Word of his banging of Indian baddies got around. Eventually Esteban discovers New Mexico, and becomes the first Old Worlder to enter it. The native Zuni inhabitants, knowing Esteban’s reputation for the ladies, killed Esteban as he tried to enter their city.

Esteban’s death meant that he never got credit for discovering New Mexico. Maybe people don’t want to recognize him because he was a slave. But does a legal status take away from the man’s accomplishments or his epic adventures?

Esteban may have been a slave, but when he was out alone in the unknown exploring America, romancing natives, seeking gold, he lived life with a degree of freedom that the modern “free” American man will never know.

When you start digging into this topic, there are so many exciting adventures to be told. Another black slave who became an explorer was Nuflo de Olano he traveled with Balboa to Panama.

Olano and Balboa were the first 2 men from the Old World to see the Pacific Ocean. While exploring Panama, Balboa discovered a tribe of black people already living in Panama! People at the time speculated they were shipwrecked Ethiopian(?!) pirates. What a story that must be!

Juan Garcia was recruited to join Pizarro’s expedition to Peru. He helped defeat the Incans at Battle of Cajamarca. With Peru captured, he took his bars of gold and silver, his Incan slave woman, and illegitimate daughter back with him to Spain where he retired.

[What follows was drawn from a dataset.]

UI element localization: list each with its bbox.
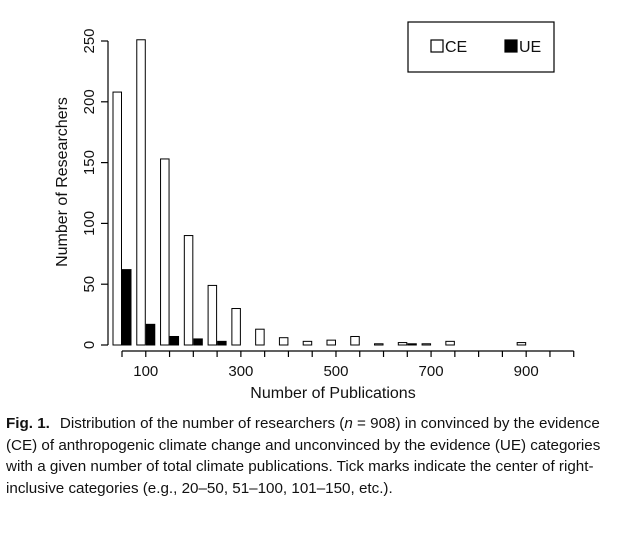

One story I love is of Juan Bardales, a black conquistador who fought in Honduras. He petitioned Spain for a royal pension, arguing that he not only saved a Spanish captain's life, but also took *106* arrow wounds during his time campaigning in Honduras!

Finally there is the LEGENDARY AZTEC KILLER Francisco de Eguia. Most lethal conquistador of all time. How did he kill so many? He introduced smallpox to Mexico, which wound up killing him. He was patient zero for the disease that devastated and transformed the Americas.

These are all fascinating stories. So why are you only hearing about them now by a twitter anon? It’s probably because these stories contradict the narratives pushed on us.

Blacks are supposed to be victims. Finding out that they too conquered the Americas, befriended and fought alongside white people, and took slaves... investigating such ideas would lead to (god forbid) people viewing history contextually and with nuance.

People might learn that slavery in the 1500s was widespread. Africans raided Europe and enslaved whites. Indians took slaves. Whites took slaves. Everyone was enslaving each other, given the opportunity. It’s how war was conducted.


Unfortunately, there is a lot we don’t know about black conquistadors. They didn’t write a lot of their own history, as most were illiterate. They also didn’t establish themselves in colonial society, and instead pursued subsequent adventures throughout the new world.

So why aren’t these men highlighted on black history month? Instead of the adversarial white vs. black motif, these free men went on adventures with whites, explored continents, fought demon worshippers, & got ancient treasures, it was the real world equivalent of a D&D adventure


While white history focuses on the warrior leader, black history month promotes inventors, sports stars, entertainers, civil rights leaders... safe people who fit nicely into capitalistic mass democracy. It’s important to see who they aren’t highlighting, and ask yourself why.

The modern world thinks it’s empowering to have black people play white characters. Isn’t it more empowering to actually show real stories of real black people who led interesting lives? A movie on one of these real adventurers would be better than making Indiana Jones black.


History is fascinating and, upon investigation, rarely plays out in the way our political class wants it to. Heroism is exciting regardless of skin color, and if given the chance people would rather watch these stories, than stories of trauma and victimhood.